(様式甲4)
SUMMARY OF Ph.D. DISSERTATION
School
Integrated Design Engineering
Student Identification Number SURNAME, First name
UCHIYAMA, Hiroaki Title
Preparation of functional metal oxides by an aqueous solution process and their application to electronic devices
Abstract
Nanoscale metal oxides are interesting materials due to their unique properties and great potential for application to electronic and optical devices. A smart technique for the fabrication of nanoscale metal oxides is required for a further development of materials chemistry. Aqueous solution processes using crystal growth have attracted attention as a novel strategy for nanoscale processing. In an aqueous solution, metal oxide crystals are spontaneously constructed. The nanostructural control of metal oxides is achieved through self-organized crystal growth by adjusting the degree of supersaturation and addition of organic molecules in aqueous solutions.

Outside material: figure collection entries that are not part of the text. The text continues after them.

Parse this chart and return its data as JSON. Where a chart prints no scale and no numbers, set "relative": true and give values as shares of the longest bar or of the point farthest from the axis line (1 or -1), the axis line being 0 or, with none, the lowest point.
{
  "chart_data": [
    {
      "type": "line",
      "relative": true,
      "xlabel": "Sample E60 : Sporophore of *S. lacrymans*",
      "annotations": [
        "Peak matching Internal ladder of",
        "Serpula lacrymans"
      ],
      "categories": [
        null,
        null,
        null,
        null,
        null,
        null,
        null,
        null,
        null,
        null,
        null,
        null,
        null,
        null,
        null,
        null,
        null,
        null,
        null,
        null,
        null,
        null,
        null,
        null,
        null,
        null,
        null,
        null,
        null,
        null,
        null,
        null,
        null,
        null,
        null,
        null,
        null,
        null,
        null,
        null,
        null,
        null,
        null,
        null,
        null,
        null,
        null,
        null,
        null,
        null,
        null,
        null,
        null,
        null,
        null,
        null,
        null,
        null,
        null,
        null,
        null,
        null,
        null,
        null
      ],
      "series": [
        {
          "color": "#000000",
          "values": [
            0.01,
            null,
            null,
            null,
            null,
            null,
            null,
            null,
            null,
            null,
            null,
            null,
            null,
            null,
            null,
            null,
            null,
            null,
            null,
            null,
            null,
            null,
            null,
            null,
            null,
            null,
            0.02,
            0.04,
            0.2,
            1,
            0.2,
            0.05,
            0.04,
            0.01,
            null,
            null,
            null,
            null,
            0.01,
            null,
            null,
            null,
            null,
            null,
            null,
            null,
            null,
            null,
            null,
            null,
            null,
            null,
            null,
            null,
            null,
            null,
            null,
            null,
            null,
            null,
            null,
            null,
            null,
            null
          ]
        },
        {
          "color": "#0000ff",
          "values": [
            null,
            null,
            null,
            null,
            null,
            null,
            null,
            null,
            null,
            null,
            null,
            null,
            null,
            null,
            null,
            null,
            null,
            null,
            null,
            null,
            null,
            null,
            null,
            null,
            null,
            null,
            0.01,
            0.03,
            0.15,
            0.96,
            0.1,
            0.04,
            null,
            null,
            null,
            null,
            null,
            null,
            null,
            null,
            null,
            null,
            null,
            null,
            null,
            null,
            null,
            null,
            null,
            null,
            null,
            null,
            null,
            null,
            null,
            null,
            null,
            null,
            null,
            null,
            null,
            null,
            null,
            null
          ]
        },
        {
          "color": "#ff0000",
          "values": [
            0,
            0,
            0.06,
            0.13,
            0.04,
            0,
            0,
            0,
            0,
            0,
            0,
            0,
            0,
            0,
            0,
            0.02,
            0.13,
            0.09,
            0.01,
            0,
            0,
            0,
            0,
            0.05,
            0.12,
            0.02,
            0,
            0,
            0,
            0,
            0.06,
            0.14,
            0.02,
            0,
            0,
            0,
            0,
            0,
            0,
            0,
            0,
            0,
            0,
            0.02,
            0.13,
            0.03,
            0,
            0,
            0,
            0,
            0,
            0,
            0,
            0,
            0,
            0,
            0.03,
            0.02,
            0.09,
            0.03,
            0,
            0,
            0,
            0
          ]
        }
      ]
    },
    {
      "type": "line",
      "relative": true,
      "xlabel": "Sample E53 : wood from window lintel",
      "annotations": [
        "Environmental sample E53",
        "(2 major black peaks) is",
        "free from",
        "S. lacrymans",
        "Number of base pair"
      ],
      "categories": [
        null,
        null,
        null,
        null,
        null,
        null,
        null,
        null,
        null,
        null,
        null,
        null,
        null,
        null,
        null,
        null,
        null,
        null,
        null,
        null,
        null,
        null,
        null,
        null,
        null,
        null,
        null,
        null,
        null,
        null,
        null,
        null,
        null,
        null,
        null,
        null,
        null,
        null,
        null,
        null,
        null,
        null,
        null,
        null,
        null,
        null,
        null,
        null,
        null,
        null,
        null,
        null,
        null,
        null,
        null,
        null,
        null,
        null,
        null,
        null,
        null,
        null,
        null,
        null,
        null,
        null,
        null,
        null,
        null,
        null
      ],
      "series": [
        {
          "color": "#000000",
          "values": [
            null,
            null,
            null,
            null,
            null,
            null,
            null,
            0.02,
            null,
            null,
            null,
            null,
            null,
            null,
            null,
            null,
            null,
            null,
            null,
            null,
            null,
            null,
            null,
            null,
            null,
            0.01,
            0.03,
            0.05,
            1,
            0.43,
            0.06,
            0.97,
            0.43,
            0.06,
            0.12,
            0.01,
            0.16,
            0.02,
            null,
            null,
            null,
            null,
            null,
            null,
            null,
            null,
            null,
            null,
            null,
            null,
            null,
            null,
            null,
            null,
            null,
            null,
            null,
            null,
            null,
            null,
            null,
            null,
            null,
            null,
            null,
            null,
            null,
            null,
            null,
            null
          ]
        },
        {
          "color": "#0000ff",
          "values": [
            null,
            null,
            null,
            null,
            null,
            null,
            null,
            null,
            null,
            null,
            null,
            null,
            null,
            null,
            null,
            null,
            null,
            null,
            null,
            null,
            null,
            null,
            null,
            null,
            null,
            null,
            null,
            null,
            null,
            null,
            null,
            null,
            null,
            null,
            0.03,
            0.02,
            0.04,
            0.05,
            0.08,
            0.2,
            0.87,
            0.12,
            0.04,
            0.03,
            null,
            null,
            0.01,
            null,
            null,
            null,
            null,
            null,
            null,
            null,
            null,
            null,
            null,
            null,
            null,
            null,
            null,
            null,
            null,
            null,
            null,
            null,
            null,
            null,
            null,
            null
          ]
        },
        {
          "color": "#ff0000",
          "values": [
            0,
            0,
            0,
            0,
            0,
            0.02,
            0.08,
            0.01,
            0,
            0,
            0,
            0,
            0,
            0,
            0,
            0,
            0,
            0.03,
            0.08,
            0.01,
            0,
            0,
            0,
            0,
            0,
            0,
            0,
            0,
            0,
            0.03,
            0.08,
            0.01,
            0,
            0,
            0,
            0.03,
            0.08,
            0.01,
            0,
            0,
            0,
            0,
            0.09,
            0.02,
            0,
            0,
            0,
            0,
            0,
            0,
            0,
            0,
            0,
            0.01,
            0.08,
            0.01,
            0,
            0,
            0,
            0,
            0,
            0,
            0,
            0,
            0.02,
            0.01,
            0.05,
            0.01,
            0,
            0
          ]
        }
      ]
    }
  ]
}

However, it is generally difficult to prepare multicomponent oxides and to precisely control nanostructures of products by aqueous solution processes. The strict control of crystal growth in aqueous solutions is desired for the industrial application. This study addresses the control of the components and oxidation state of metal oxides prepared in aqueous solutions, and the preparation of nanoarchitectures by a multistep process through an intermediate phase. The reaction mechanisms and device performances of the products were discussed toward the practical use of an aqueous solution process.
Chapter 1 summarizes the backgrounds and previous works of aqueous solution processes, and describes the objective of this study.
Chapter 2 describes the compositional control of rutile-type TixSn1-xO2 solid solutions in aqueous solutions of Ti4+ and Sn4+. We successfully prepared rutile-type TixSn1-xO2 solid solutions, and achieved the control of the composition of solid solutions in the whole range (x = 0.0–1.0). The solid solutions had a higher photocatalytic activity than that of the commercial anatase-type TiO2.
Chapter 3 mentions the control of the oxidation state of tin oxides crystals in solutions of Sn2+. The selective preparation of SnO2 and SnO crystals was achieved by adjusting the nucleation rate in response to the oxidation of Sn2+ by dissolving oxygen molecules. The morphologies of the products was controlled by varying the pH and [SnF2] in the precursor solutions.
Chapter 4 shows the preparation of nanostructured SnO crystals by a multistep aqueous solution process through Sn6O4(OH)4. The hierarchical architectures of SnO consisting of oriented units were obtained by adjusting the dissolution rate of Sn6O4(OH)4. The novel aqueous solution process using the intermediate phase has a great advantage as a technique for the fabrication of nanoscale functional materials.
Chapter 5 describes the preparation of a nanoscale meshed electrode consisting of single-crystalline SnO and its application to an anode for lithium-ion batteries. The nanoscale meshes prepared by the multistep aqueous solution process improved the cycle performance of SnO electrodes.
Chapter 6 mentions the preparation of porous spinel-type LiMn2O4 using an aqueous solution process, and the cathode performance for lithium ion batteries. Porous LiMn2O4 was obtained from hierarchical architectures of MnCO3 prepared in agar gel matrix containing Mn2+ ions. The porous framework of the products improved the electrochemical properties as a cathode.
Chapter 7 described the summary of this study and the future outlook of aqueous solution processes.